Kennedy was a candidate for US president when he was assassinated in 1968 — a painful blow to Americans and a terrible echo of the assassination of his older brother, President John F Kennedy, five years earlier.

Kennedy came to South Africa at a time when few international political leaders were willing to criticise the ruling regime. He repeated the same message in South Africa that he stressed to the people of the US — justice, equality, reconciliation — although here he called for even more. In Cape Town he was asked about the US’s anti-communist stance, which then defined US foreign policy and influenced policy towards South Africa.

Watching the video recording of that interview you can see that he was taken aback, almost surprised, by the question, but then he answered with a call that the US should not just be against things but must stand for something. He called for the US to live up to our ideals as a nation and to represent what people across the world believed about the country. He took a bold stand against apartheid based on those ideals.

In 2011, as popular revolution again sweeps the world and people in the Middle East, Africa and elsewhere cry out for human rights and an end to political oppression, we must again heed this call. The US must again define itself based on what it stands for rather than what it stands against.

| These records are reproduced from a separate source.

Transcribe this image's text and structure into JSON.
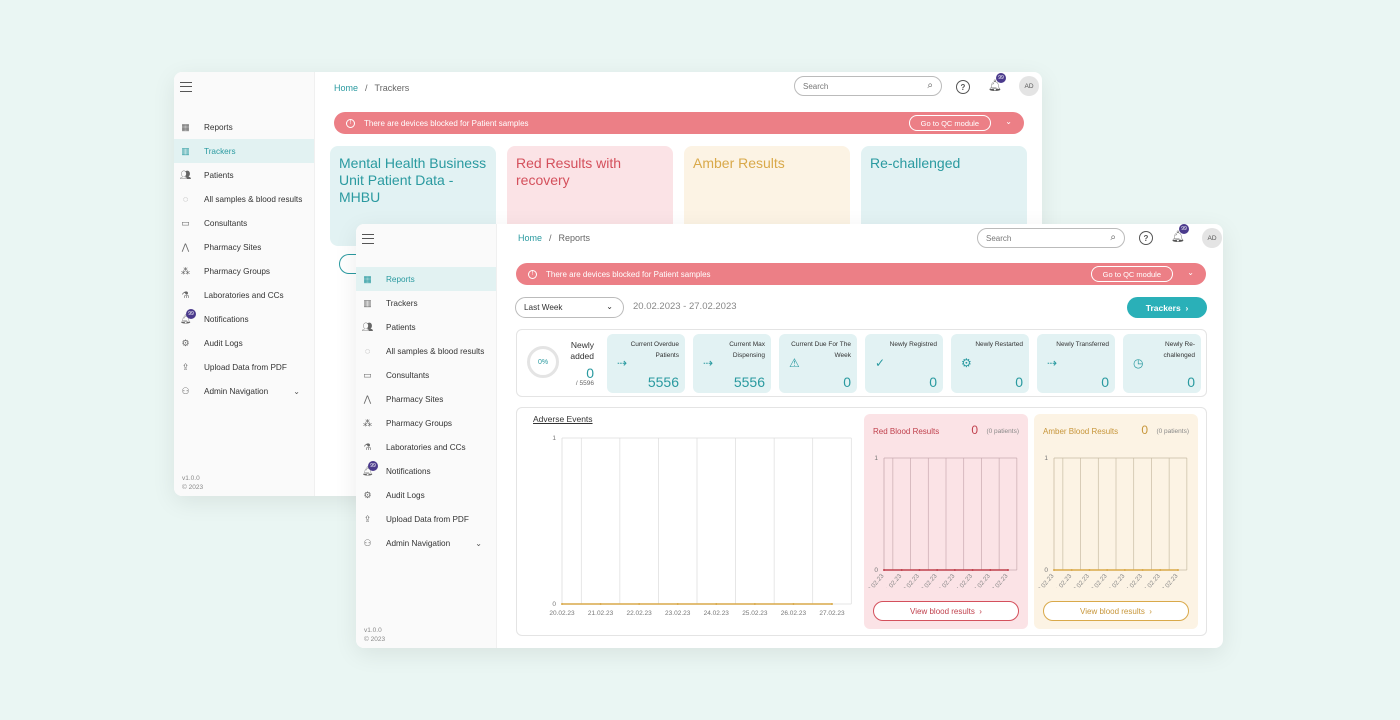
{
  "back": {
    "breadcrumb": {
      "home": "Home",
      "sep": "/",
      "current": "Trackers"
    },
    "search_placeholder": "Search",
    "bell_count": "99",
    "avatar": "AD",
    "alert": {
      "text": "There are devices blocked for Patient samples",
      "button": "Go to QC module"
    },
    "nav": [
      {
        "label": "Reports",
        "icon": "grid-icon"
      },
      {
        "label": "Trackers",
        "icon": "tracker-icon",
        "active": true
      },
      {
        "label": "Patients",
        "icon": "patients-icon"
      },
      {
        "label": "All samples & blood results",
        "icon": "drop-icon"
      },
      {
        "label": "Consultants",
        "icon": "consultants-icon"
      },
      {
        "label": "Pharmacy Sites",
        "icon": "pharmacy-icon"
      },
      {
        "label": "Pharmacy Groups",
        "icon": "groups-icon"
      },
      {
        "label": "Laboratories and CCs",
        "icon": "flask-icon"
      },
      {
        "label": "Notifications",
        "icon": "bell-icon",
        "badge": "99"
      },
      {
        "label": "Audit Logs",
        "icon": "gear-icon"
      },
      {
        "label": "Upload Data from PDF",
        "icon": "upload-icon"
      },
      {
        "label": "Admin Navigation",
        "icon": "admin-icon",
        "chevron": true
      }
    ],
    "version": "v1.0.0",
    "copyright": "© 2023",
    "cards": [
      {
        "title": "Mental Health Business Unit Patient Data - MHBU",
        "style": "teal"
      },
      {
        "title": "Red Results with recovery",
        "style": "red"
      },
      {
        "title": "Amber Results",
        "style": "amber"
      },
      {
        "title": "Re-challenged",
        "style": "teal"
      }
    ]
  },
  "front": {
    "breadcrumb": {
      "home": "Home",
      "sep": "/",
      "current": "Reports"
    },
    "search_placeholder": "Search",
    "bell_count": "99",
    "avatar": "AD",
    "alert": {
      "text": "There are devices blocked for Patient samples",
      "button": "Go to QC module"
    },
    "nav": [
      {
        "label": "Reports",
        "icon": "grid-icon",
        "active": true
      },
      {
        "label": "Trackers",
        "icon": "tracker-icon"
      },
      {
        "label": "Patients",
        "icon": "patients-icon"
      },
      {
        "label": "All samples & blood results",
        "icon": "drop-icon"
      },
      {
        "label": "Consultants",
        "icon": "consultants-icon"
      },
      {
        "label": "Pharmacy Sites",
        "icon": "pharmacy-icon"
      },
      {
        "label": "Pharmacy Groups",
        "icon": "groups-icon"
      },
      {
        "label": "Laboratories and CCs",
        "icon": "flask-icon"
      },
      {
        "label": "Notifications",
        "icon": "bell-icon",
        "badge": "99"
      },
      {
        "label": "Audit Logs",
        "icon": "gear-icon"
      },
      {
        "label": "Upload Data from PDF",
        "icon": "upload-icon"
      },
      {
        "label": "Admin Navigation",
        "icon": "admin-icon",
        "chevron": true
      }
    ],
    "version": "v1.0.0",
    "copyright": "© 2023",
    "period_select": "Last Week",
    "date_range": "20.02.2023 - 27.02.2023",
    "trackers_button": "Trackers",
    "newly_added": {
      "percent": "0%",
      "label": "Newly added",
      "value": "0",
      "total": "/ 5596"
    },
    "stats": [
      {
        "label": "Current Overdue Patients",
        "value": "5556",
        "icon": "user-arrow-icon"
      },
      {
        "label": "Current Max Dispensing",
        "value": "5556",
        "icon": "user-arrow-icon"
      },
      {
        "label": "Current Due For The Week",
        "value": "0",
        "icon": "user-alert-icon"
      },
      {
        "label": "Newly Registred",
        "value": "0",
        "icon": "check-icon"
      },
      {
        "label": "Newly Restarted",
        "value": "0",
        "icon": "user-gear-icon"
      },
      {
        "label": "Newly Transferred",
        "value": "0",
        "icon": "user-arrow-icon"
      },
      {
        "label": "Newly Re-challenged",
        "value": "0",
        "icon": "users-clock-icon"
      }
    ],
    "adverse_title": "Adverse Events",
    "red_blood": {
      "title": "Red Blood Results",
      "value": "0",
      "patients": "(0 patients)",
      "button": "View blood results"
    },
    "amber_blood": {
      "title": "Amber Blood Results",
      "value": "0",
      "patients": "(0 patients)",
      "button": "View blood results"
    },
    "colors": {
      "teal": "#2a9aa0",
      "alert": "#ec7f86",
      "red_line": "#c0414d",
      "amber_line": "#d9a94a"
    }
  },
  "chart_data": [
    {
      "type": "line",
      "title": "Adverse Events",
      "categories": [
        "20.02.23",
        "21.02.23",
        "22.02.23",
        "23.02.23",
        "24.02.23",
        "25.02.23",
        "26.02.23",
        "27.02.23"
      ],
      "series": [
        {
          "values": [
            0,
            0,
            0,
            0,
            0,
            0,
            0,
            0
          ]
        }
      ],
      "ylim": [
        0,
        1
      ],
      "yticks": [
        "0",
        "1"
      ],
      "grid": true
    },
    {
      "type": "line",
      "title": "Red Blood Results",
      "categories": [
        "20.02.23",
        "21.02.23",
        "22.02.23",
        "23.02.23",
        "24.02.23",
        "25.02.23",
        "26.02.23",
        "27.02.23"
      ],
      "series": [
        {
          "values": [
            0,
            0,
            0,
            0,
            0,
            0,
            0,
            0
          ]
        }
      ],
      "ylim": [
        0,
        1
      ],
      "yticks": [
        "0",
        "1"
      ],
      "grid": true
    },
    {
      "type": "line",
      "title": "Amber Blood Results",
      "categories": [
        "20.02.23",
        "21.02.23",
        "22.02.23",
        "23.02.23",
        "24.02.23",
        "25.02.23",
        "26.02.23",
        "27.02.23"
      ],
      "series": [
        {
          "values": [
            0,
            0,
            0,
            0,
            0,
            0,
            0,
            0
          ]
        }
      ],
      "ylim": [
        0,
        1
      ],
      "yticks": [
        "0",
        "1"
      ],
      "grid": true
    }
  ]
}
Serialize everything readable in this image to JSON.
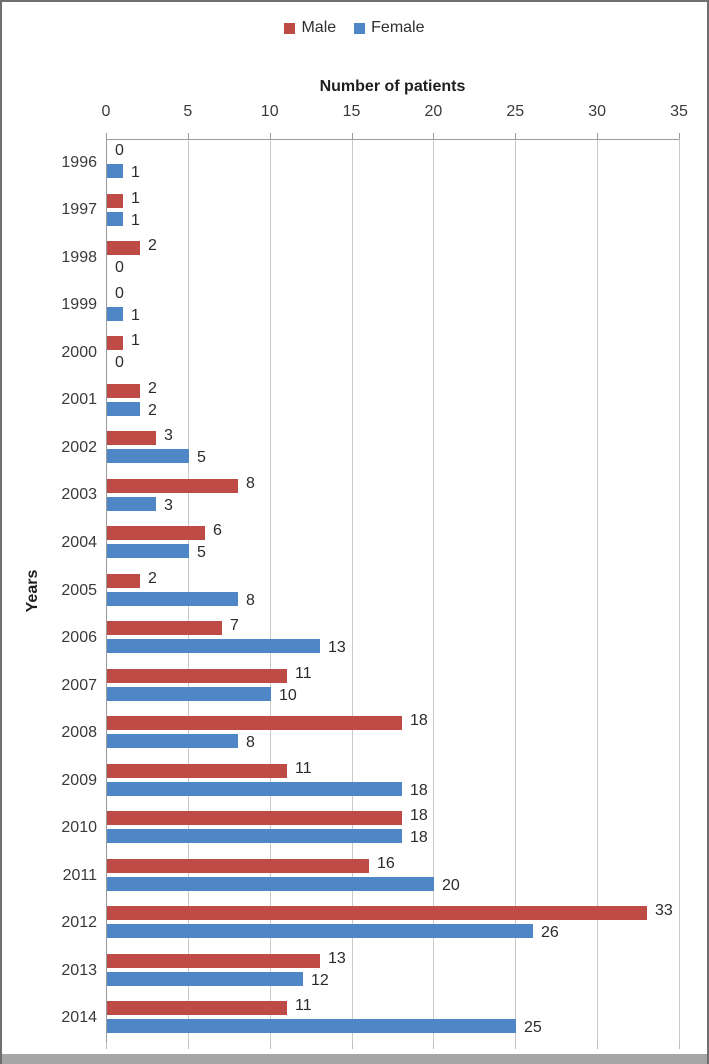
{
  "chart_data": {
    "type": "bar",
    "orientation": "horizontal",
    "title": "",
    "xlabel": "Number of patients",
    "ylabel": "Years",
    "xlim": [
      0,
      35
    ],
    "xticks": [
      0,
      5,
      10,
      15,
      20,
      25,
      30,
      35
    ],
    "grid": true,
    "legend_position": "top-center",
    "data_labels": true,
    "categories": [
      "1996",
      "1997",
      "1998",
      "1999",
      "2000",
      "2001",
      "2002",
      "2003",
      "2004",
      "2005",
      "2006",
      "2007",
      "2008",
      "2009",
      "2010",
      "2011",
      "2012",
      "2013",
      "2014"
    ],
    "series": [
      {
        "name": "Male",
        "color": "#bf4b47",
        "values": [
          0,
          1,
          2,
          0,
          1,
          2,
          3,
          8,
          6,
          2,
          7,
          11,
          18,
          11,
          18,
          16,
          33,
          13,
          11
        ]
      },
      {
        "name": "Female",
        "color": "#4e86c6",
        "values": [
          1,
          1,
          0,
          1,
          0,
          2,
          5,
          3,
          5,
          8,
          13,
          10,
          8,
          18,
          18,
          20,
          26,
          12,
          25
        ]
      }
    ],
    "colors": {
      "gridline": "#c9c9c9",
      "axis_line": "#9b9b9b",
      "text": "#2b2b2b",
      "frame_border": "#6f6f6f",
      "frame_bottom": "#a6a6a6"
    }
  }
}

President Barack Obama, in his recent speech on the Middle East and the “Arab spring”, said: “It will not be easy. There is no straight line to progress and hardship always accompanies a season of hope. But the United States of America was founded on the belief that people should govern themselves. Now, we cannot hesitate to stand squarely on the side of those who are reaching for their rights, knowing that their success will bring about a world that is more peaceful, more stable and more just.”

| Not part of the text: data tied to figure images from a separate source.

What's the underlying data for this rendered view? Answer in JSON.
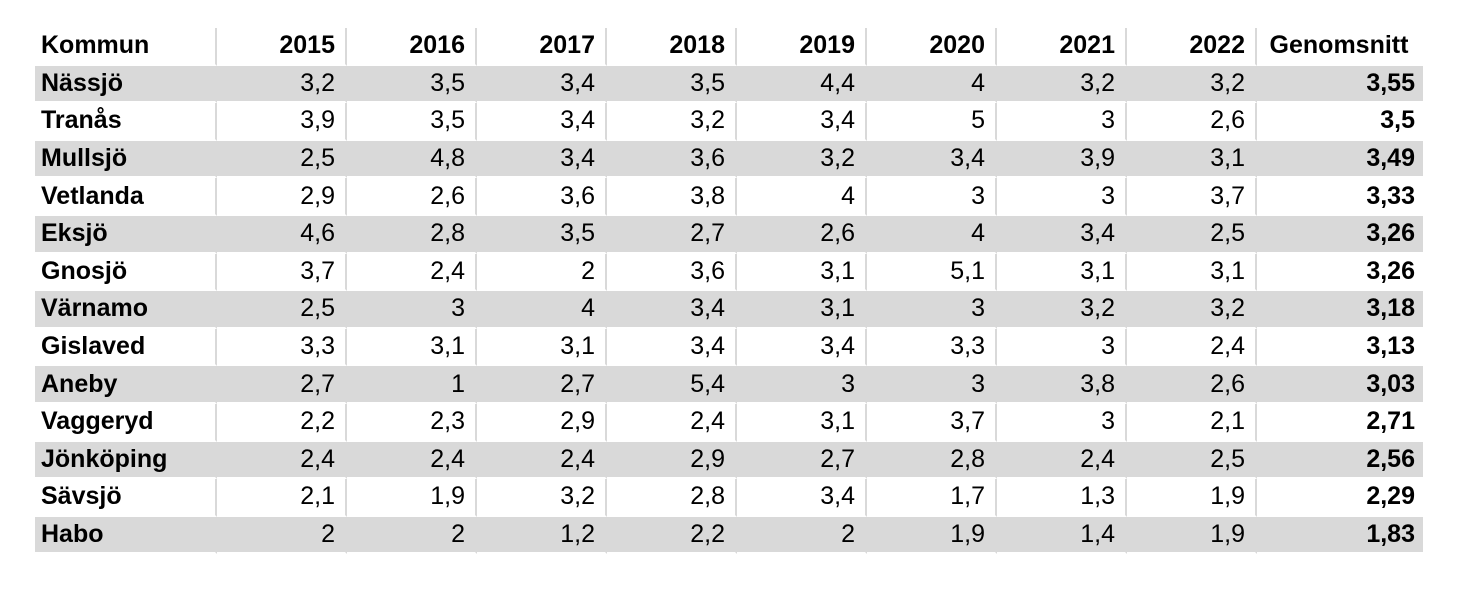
{
  "table": {
    "columns": [
      "Kommun",
      "2015",
      "2016",
      "2017",
      "2018",
      "2019",
      "2020",
      "2021",
      "2022",
      "Genomsnitt"
    ],
    "rows": [
      {
        "kommun": "Nässjö",
        "values": [
          "3,2",
          "3,5",
          "3,4",
          "3,5",
          "4,4",
          "4",
          "3,2",
          "3,2"
        ],
        "genomsnitt": "3,55"
      },
      {
        "kommun": "Tranås",
        "values": [
          "3,9",
          "3,5",
          "3,4",
          "3,2",
          "3,4",
          "5",
          "3",
          "2,6"
        ],
        "genomsnitt": "3,5"
      },
      {
        "kommun": "Mullsjö",
        "values": [
          "2,5",
          "4,8",
          "3,4",
          "3,6",
          "3,2",
          "3,4",
          "3,9",
          "3,1"
        ],
        "genomsnitt": "3,49"
      },
      {
        "kommun": "Vetlanda",
        "values": [
          "2,9",
          "2,6",
          "3,6",
          "3,8",
          "4",
          "3",
          "3",
          "3,7"
        ],
        "genomsnitt": "3,33"
      },
      {
        "kommun": "Eksjö",
        "values": [
          "4,6",
          "2,8",
          "3,5",
          "2,7",
          "2,6",
          "4",
          "3,4",
          "2,5"
        ],
        "genomsnitt": "3,26"
      },
      {
        "kommun": "Gnosjö",
        "values": [
          "3,7",
          "2,4",
          "2",
          "3,6",
          "3,1",
          "5,1",
          "3,1",
          "3,1"
        ],
        "genomsnitt": "3,26"
      },
      {
        "kommun": "Värnamo",
        "values": [
          "2,5",
          "3",
          "4",
          "3,4",
          "3,1",
          "3",
          "3,2",
          "3,2"
        ],
        "genomsnitt": "3,18"
      },
      {
        "kommun": "Gislaved",
        "values": [
          "3,3",
          "3,1",
          "3,1",
          "3,4",
          "3,4",
          "3,3",
          "3",
          "2,4"
        ],
        "genomsnitt": "3,13"
      },
      {
        "kommun": "Aneby",
        "values": [
          "2,7",
          "1",
          "2,7",
          "5,4",
          "3",
          "3",
          "3,8",
          "2,6"
        ],
        "genomsnitt": "3,03"
      },
      {
        "kommun": "Vaggeryd",
        "values": [
          "2,2",
          "2,3",
          "2,9",
          "2,4",
          "3,1",
          "3,7",
          "3",
          "2,1"
        ],
        "genomsnitt": "2,71"
      },
      {
        "kommun": "Jönköping",
        "values": [
          "2,4",
          "2,4",
          "2,4",
          "2,9",
          "2,7",
          "2,8",
          "2,4",
          "2,5"
        ],
        "genomsnitt": "2,56"
      },
      {
        "kommun": "Sävsjö",
        "values": [
          "2,1",
          "1,9",
          "3,2",
          "2,8",
          "3,4",
          "1,7",
          "1,3",
          "1,9"
        ],
        "genomsnitt": "2,29"
      },
      {
        "kommun": "Habo",
        "values": [
          "2",
          "2",
          "1,2",
          "2,2",
          "2",
          "1,9",
          "1,4",
          "1,9"
        ],
        "genomsnitt": "1,83"
      }
    ],
    "colors": {
      "band": "#d9d9d9",
      "grid": "#d9d9d9",
      "text": "#000000",
      "background": "#ffffff"
    }
  },
  "chart_data": {
    "type": "table",
    "title": "",
    "columns": [
      "Kommun",
      "2015",
      "2016",
      "2017",
      "2018",
      "2019",
      "2020",
      "2021",
      "2022",
      "Genomsnitt"
    ],
    "decimal_separator": ",",
    "rows": [
      [
        "Nässjö",
        3.2,
        3.5,
        3.4,
        3.5,
        4.4,
        4.0,
        3.2,
        3.2,
        3.55
      ],
      [
        "Tranås",
        3.9,
        3.5,
        3.4,
        3.2,
        3.4,
        5.0,
        3.0,
        2.6,
        3.5
      ],
      [
        "Mullsjö",
        2.5,
        4.8,
        3.4,
        3.6,
        3.2,
        3.4,
        3.9,
        3.1,
        3.49
      ],
      [
        "Vetlanda",
        2.9,
        2.6,
        3.6,
        3.8,
        4.0,
        3.0,
        3.0,
        3.7,
        3.33
      ],
      [
        "Eksjö",
        4.6,
        2.8,
        3.5,
        2.7,
        2.6,
        4.0,
        3.4,
        2.5,
        3.26
      ],
      [
        "Gnosjö",
        3.7,
        2.4,
        2.0,
        3.6,
        3.1,
        5.1,
        3.1,
        3.1,
        3.26
      ],
      [
        "Värnamo",
        2.5,
        3.0,
        4.0,
        3.4,
        3.1,
        3.0,
        3.2,
        3.2,
        3.18
      ],
      [
        "Gislaved",
        3.3,
        3.1,
        3.1,
        3.4,
        3.4,
        3.3,
        3.0,
        2.4,
        3.13
      ],
      [
        "Aneby",
        2.7,
        1.0,
        2.7,
        5.4,
        3.0,
        3.0,
        3.8,
        2.6,
        3.03
      ],
      [
        "Vaggeryd",
        2.2,
        2.3,
        2.9,
        2.4,
        3.1,
        3.7,
        3.0,
        2.1,
        2.71
      ],
      [
        "Jönköping",
        2.4,
        2.4,
        2.4,
        2.9,
        2.7,
        2.8,
        2.4,
        2.5,
        2.56
      ],
      [
        "Sävsjö",
        2.1,
        1.9,
        3.2,
        2.8,
        3.4,
        1.7,
        1.3,
        1.9,
        2.29
      ],
      [
        "Habo",
        2.0,
        2.0,
        1.2,
        2.2,
        2.0,
        1.9,
        1.4,
        1.9,
        1.83
      ]
    ]
  }
}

The US and other influential democracies, like South Africa, must again serve as a force for peaceful change, freedom and human rights, and not define ourselves solely by the status quo. We must stand with the people of the world as they seek freedom and a better life for their children.

Bobby Kennedy was asked in an interview in May 1962: “What do you see as the big problem ahead: crime or internal security?” He replied: “Civil rights.” In 2011, the same answer applies. Each one of us — whether we live in South Africa, Tunisia, Zimbabwe, Israel, Libya or the US – must accept that challenge. As individuals, we have the opportunity and power to change the trajectory of our own existence, create ripples of hope and work in unison to change our communities, countries and the world for the better.

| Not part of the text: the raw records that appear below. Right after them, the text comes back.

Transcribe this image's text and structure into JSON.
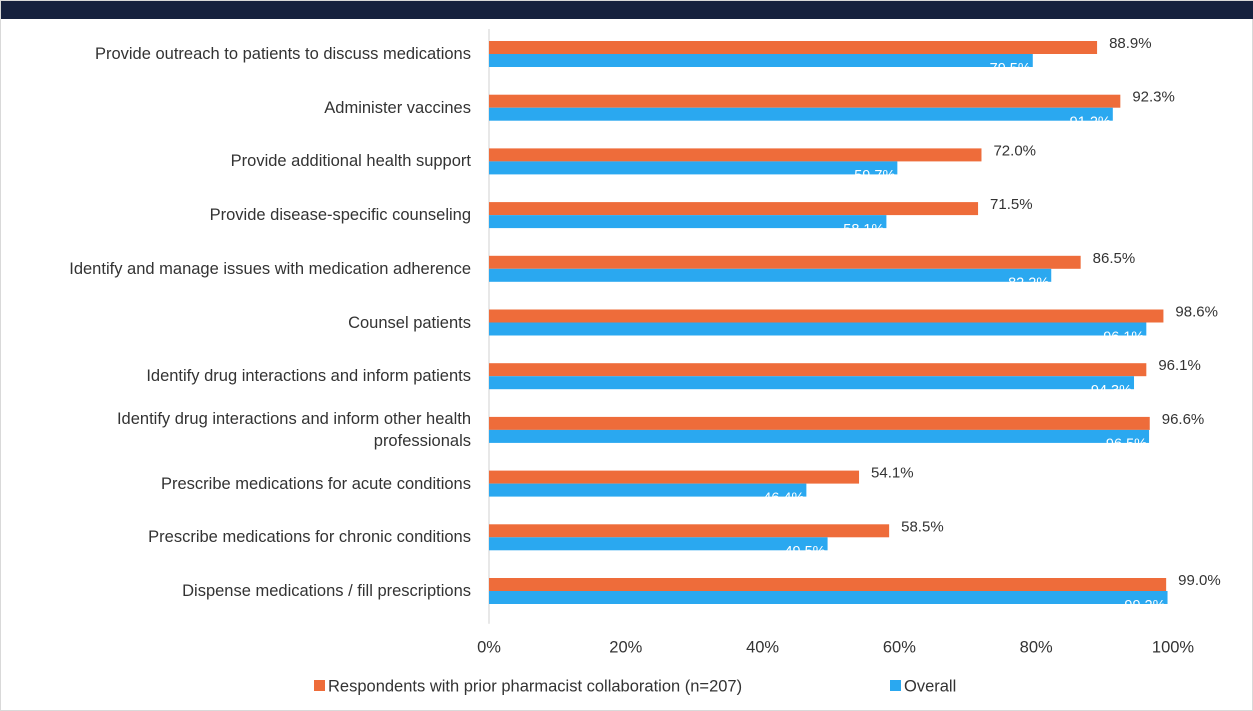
{
  "chart_data": {
    "type": "bar",
    "orientation": "horizontal",
    "categories": [
      "Provide outreach to patients to discuss medications",
      "Administer vaccines",
      "Provide additional health support",
      "Provide disease-specific counseling",
      "Identify and manage issues with medication adherence",
      "Counsel patients",
      "Identify drug interactions and inform patients",
      "Identify drug interactions and inform other health professionals",
      "Prescribe medications for acute conditions",
      "Prescribe medications for chronic conditions",
      "Dispense medications / fill prescriptions"
    ],
    "series": [
      {
        "name": "Respondents with prior pharmacist collaboration (n=207)",
        "color": "#ee6c3a",
        "values": [
          88.9,
          92.3,
          72.0,
          71.5,
          86.5,
          98.6,
          96.1,
          96.6,
          54.1,
          58.5,
          99.0
        ],
        "value_labels": [
          "88.9%",
          "92.3%",
          "72.0%",
          "71.5%",
          "86.5%",
          "98.6%",
          "96.1%",
          "96.6%",
          "54.1%",
          "58.5%",
          "99.0%"
        ]
      },
      {
        "name": "Overall",
        "color": "#2aa8f0",
        "values": [
          79.5,
          91.2,
          59.7,
          58.1,
          82.2,
          96.1,
          94.3,
          96.5,
          46.4,
          49.5,
          99.2
        ],
        "value_labels": [
          "79.5%",
          "91.2%",
          "59.7%",
          "58.1%",
          "82.2%",
          "96.1%",
          "94.3%",
          "96.5%",
          "46.4%",
          "49.5%",
          "99.2%"
        ]
      }
    ],
    "xlim": [
      0,
      100
    ],
    "xticks": [
      {
        "value": 0,
        "label": "0%"
      },
      {
        "value": 20,
        "label": "20%"
      },
      {
        "value": 40,
        "label": "40%"
      },
      {
        "value": 60,
        "label": "60%"
      },
      {
        "value": 80,
        "label": "80%"
      },
      {
        "value": 100,
        "label": "100%"
      }
    ],
    "legend": "bottom"
  }
}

Kennedy’s words, which inspired a generation of Americans, resonate even more strongly today. He once said: “All of us might wish at times that we lived in a more tranquil world, but we don’t. And if our times are difficult and perplexing so are they challenging and filled with opportunity.”

He called individuals to action and he warned against complacency. We must all remember his legacy and his words: “Few will have the greatness to bend history itself; but each of us can work to change a small portion of events and, in the total, all those acts, will be written the history of this generation.”